United States v. Balsys, 524 U.S. 666 (1998), is a United States Supreme Court case in which the court held that concern with foreign prosecution is beyond the scope of the Self Incrimination Clause. The case concerned Aloyzas Balsys, a Lithuanian who immigrated to the United States in 1961.

==Background==
As a part of Balsys' application of immigration to the United States he stated prior service in the Lithuanian Army, serving from 1934 to 1940. He also stated that during World War II, he was hiding in Plateliai.
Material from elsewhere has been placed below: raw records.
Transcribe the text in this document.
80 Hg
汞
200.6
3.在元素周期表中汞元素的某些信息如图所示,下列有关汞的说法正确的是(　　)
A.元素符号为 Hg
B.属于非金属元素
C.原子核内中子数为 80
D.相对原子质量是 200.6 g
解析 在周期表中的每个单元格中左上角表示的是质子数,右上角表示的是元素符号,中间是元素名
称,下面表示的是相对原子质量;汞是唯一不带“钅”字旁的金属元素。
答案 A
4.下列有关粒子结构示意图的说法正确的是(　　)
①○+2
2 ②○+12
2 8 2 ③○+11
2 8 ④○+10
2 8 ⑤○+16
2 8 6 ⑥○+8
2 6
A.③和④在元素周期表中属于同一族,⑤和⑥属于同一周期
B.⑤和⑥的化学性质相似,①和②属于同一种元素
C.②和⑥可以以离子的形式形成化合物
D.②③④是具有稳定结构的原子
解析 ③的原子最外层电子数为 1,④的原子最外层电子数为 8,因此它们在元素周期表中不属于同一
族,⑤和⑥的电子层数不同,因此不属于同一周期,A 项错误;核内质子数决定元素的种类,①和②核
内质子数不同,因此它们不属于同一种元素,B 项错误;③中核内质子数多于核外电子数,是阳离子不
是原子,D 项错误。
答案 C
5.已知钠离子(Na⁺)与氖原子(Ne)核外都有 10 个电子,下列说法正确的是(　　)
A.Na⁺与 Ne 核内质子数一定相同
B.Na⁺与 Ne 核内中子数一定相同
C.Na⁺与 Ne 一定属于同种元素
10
His wartime activities between 1940 and 1944 came into question by the Justice Department's Office of Special Investigations (OSI) and become the center of the dispute over this case.

In 1979 the Justice Department's Office of Special Investigations (OSI) was established to investigate and deport supporters found of persecuting "any person because of race, religion, national origin, or political opinion." Fearing deportations at the deposition, Balsys invoked the Fifth Amendment right against self incrimination.

==Court rulings==
The District court agreed that Balsys testimony could put him in danger with foreign countries but claimed that:"The reasonableness of his fear is not challenged by the Government, and we thus squarely face the question whether a criminal prosecution by a foreign government not subject to our constitutional guarantees presents a “criminal case” for purposes of the privilege against self-incrimination."Balsys appealed this decision to the Second Circuit but in a 7-to-2 decision the court held. With Justice Souter delivering the Courts Opinion stating fear of self incrimination and a following prosecution by a foreign country does not fall under the Fifth Amendment right against self incrimination.